In predictive data mining processes, it has been shown that combining the predictions from multiple independent algorithms often yields more accurate predictions than can be derived from any one method by reducing the generalization error.20 It is particularly useful when the types of algorithms included in the project are different from each other, such as the ones used in this project. After building and evaluating individual classification algorithms as mentioned previously, the results were combined in an ensemble by stacking the predictions made by the 5 best algorithms selected based on the accuracy with a minimum threshold of AUC of > 0.8 and using the confidence weighting voting method. To avoid overfitting and decreasing variance errors, bootstrapping was used in the training dataset. For comparison of predictive accuracy of traditional regression models to ML based models, a forward stepwise logistic regression model was built to predict incident diabetes using the same 17 metabolic risk variables.
Predictor importance of the RF and LR classification models were computed by calculating the reduction in variance of the target variable attributable to each predictor, via a sensitivity analysis. The software automatically calculates this sensitivity index and generates a graph of the top 10 predictors in terms of decreasing sensitivity index (importance). 21 Predictor importance based on the logistic regression analysis using the Wald statistics were also computed.
Sample size analysis:
Given the large number of observations (> 2,000) available for training and testing datasets, and considering the number of input variables, the sample size was adequate for representative model building.

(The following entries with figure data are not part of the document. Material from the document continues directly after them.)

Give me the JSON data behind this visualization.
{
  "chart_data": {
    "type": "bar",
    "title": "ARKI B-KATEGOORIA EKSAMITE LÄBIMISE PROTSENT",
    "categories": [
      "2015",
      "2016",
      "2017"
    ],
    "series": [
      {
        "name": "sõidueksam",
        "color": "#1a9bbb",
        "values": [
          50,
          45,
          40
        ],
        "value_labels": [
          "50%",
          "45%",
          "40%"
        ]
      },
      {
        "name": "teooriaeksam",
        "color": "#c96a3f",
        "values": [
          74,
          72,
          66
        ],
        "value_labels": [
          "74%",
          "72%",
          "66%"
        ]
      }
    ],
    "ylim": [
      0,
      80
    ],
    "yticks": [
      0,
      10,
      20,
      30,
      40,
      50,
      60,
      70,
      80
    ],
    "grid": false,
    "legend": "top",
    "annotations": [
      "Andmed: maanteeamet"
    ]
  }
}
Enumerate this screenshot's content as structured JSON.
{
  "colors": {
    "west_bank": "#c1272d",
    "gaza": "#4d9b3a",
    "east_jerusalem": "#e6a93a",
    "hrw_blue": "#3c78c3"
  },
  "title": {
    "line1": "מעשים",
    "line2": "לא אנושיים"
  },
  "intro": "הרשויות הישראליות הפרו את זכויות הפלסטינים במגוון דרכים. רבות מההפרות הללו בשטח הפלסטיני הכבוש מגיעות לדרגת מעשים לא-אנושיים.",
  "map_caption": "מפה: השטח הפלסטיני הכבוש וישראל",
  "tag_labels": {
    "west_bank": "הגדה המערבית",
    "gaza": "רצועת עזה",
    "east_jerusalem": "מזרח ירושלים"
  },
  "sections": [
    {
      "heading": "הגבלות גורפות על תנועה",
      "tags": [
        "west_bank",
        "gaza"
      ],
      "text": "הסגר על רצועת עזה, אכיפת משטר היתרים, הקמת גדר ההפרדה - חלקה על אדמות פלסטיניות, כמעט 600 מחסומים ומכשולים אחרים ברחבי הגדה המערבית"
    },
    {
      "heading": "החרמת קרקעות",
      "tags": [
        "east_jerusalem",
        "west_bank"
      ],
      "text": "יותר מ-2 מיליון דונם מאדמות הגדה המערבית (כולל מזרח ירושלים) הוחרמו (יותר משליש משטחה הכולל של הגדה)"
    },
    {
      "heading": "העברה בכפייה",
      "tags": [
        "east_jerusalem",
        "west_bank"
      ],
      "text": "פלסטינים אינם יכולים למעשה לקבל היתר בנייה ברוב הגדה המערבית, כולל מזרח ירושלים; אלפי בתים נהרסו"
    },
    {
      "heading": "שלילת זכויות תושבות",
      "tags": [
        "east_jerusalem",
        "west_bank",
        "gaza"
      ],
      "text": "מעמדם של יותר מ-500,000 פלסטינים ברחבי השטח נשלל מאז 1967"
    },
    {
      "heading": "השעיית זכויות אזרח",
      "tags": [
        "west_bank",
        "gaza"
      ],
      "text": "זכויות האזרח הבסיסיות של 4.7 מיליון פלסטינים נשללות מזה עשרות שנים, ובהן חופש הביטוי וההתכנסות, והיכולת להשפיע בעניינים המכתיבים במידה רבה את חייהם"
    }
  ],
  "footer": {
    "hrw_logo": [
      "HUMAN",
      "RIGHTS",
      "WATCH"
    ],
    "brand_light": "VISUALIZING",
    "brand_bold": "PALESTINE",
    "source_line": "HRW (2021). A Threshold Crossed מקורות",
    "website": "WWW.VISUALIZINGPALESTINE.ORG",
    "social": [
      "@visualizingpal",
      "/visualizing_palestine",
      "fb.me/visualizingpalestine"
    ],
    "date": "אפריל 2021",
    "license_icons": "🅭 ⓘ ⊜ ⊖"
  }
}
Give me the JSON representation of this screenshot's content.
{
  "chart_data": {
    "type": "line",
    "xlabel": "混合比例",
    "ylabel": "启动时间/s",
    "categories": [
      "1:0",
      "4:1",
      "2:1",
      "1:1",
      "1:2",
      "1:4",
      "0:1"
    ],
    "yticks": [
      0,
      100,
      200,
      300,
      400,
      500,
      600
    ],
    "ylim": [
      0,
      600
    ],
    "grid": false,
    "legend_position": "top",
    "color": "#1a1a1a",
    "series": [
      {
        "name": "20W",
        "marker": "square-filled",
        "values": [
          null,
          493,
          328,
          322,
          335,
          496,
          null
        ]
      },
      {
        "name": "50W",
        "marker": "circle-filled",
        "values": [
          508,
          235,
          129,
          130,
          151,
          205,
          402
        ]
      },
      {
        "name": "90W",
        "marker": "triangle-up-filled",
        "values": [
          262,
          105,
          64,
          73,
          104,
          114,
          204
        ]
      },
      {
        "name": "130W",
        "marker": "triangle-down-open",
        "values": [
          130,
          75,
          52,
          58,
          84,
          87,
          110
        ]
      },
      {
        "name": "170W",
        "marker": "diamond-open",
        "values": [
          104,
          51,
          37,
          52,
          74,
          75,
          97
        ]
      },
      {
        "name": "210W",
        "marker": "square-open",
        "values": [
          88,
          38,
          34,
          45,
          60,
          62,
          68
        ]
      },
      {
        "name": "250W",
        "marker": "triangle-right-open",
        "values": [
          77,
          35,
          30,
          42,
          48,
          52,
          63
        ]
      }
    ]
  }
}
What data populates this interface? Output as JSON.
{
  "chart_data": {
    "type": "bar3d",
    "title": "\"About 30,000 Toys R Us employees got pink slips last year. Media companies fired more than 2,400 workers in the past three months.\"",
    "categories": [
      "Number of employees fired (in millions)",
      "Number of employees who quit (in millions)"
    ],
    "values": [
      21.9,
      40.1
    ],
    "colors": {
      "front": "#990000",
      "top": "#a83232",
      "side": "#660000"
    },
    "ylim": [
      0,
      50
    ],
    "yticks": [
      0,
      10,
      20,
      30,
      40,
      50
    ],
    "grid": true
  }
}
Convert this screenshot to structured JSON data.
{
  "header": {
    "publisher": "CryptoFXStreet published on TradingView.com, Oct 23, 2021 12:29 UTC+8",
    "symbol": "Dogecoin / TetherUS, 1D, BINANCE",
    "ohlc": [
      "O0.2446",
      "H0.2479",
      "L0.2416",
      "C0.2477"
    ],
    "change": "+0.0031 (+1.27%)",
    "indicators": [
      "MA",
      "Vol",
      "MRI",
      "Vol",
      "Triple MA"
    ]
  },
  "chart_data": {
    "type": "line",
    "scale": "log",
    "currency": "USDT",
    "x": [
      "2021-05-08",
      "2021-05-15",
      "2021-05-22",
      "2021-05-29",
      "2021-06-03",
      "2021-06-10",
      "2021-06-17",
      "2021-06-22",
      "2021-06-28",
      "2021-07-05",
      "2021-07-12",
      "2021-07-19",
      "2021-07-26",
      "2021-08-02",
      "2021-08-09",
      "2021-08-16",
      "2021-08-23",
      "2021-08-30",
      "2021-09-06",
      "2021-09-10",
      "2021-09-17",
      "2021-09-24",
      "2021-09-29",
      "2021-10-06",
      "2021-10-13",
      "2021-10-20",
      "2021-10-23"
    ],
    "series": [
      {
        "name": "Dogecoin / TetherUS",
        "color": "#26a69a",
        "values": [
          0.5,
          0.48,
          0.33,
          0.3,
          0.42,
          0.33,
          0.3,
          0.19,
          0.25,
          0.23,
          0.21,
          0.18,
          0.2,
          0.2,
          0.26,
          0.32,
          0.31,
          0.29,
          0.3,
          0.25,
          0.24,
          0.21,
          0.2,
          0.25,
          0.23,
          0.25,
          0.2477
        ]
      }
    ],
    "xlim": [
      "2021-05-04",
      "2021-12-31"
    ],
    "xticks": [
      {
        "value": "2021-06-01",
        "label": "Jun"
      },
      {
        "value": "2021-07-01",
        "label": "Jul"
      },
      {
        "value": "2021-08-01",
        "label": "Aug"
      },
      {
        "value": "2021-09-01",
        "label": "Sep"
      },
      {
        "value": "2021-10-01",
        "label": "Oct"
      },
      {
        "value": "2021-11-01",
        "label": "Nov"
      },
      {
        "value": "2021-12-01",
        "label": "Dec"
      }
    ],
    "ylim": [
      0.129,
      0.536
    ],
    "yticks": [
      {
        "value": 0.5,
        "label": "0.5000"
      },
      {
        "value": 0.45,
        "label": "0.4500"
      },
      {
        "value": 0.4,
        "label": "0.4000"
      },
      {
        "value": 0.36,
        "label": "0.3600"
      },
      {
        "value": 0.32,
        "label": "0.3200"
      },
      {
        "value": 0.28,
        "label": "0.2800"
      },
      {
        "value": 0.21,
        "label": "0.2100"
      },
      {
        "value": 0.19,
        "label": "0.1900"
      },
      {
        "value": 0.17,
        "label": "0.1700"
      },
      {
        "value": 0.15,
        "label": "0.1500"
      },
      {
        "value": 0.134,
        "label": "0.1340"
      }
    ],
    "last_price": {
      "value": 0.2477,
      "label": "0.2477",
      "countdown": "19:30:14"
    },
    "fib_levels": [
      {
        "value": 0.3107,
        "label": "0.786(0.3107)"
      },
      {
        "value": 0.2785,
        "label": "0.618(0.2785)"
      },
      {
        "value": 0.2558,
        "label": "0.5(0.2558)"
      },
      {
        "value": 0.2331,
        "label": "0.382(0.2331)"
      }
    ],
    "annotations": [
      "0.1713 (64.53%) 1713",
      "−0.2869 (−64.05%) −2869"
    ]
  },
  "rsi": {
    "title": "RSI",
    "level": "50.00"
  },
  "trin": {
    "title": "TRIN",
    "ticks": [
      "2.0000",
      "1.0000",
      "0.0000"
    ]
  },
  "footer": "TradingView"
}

It has been shown that the predictive accuracy for binary outcome variables is higher using modern ML based modelling techniques and approximately 20–50 observations per variable was required to obtain a stable AUC with LR and other ML-based models. 22 Only 8.7% of patients in this cohort developed diabetes during the follow up period, and this imbalance between the classes can affect the performance of some of the classification algorithms. To optimize model performance, the training dataset was balanced by generating new samples in the under-represented minority class using the built-in random minority oversampling feature of the modeling software in a 10:1 ratio. 23
Demographic and clinical characteristics were summarized as means and standard deviations (SD) or medians and interquartile ranges [IQR: Q3-Q1)] for non-Gaussian variables. We compared categorical variables using chi-squared tests (or Fisher’s exact tests for cell counts < 5). Continuous variables were compared using the unpaired Student’s t test, and medians using the Mann–Whitney U test. Statistical significance was assessed at p < 0.05.
Data mining and machine learning models were built and evaluated by using the IBM SPSS Modeler, version 18.2 (IBM Corp., Armonk, N.Y., USA).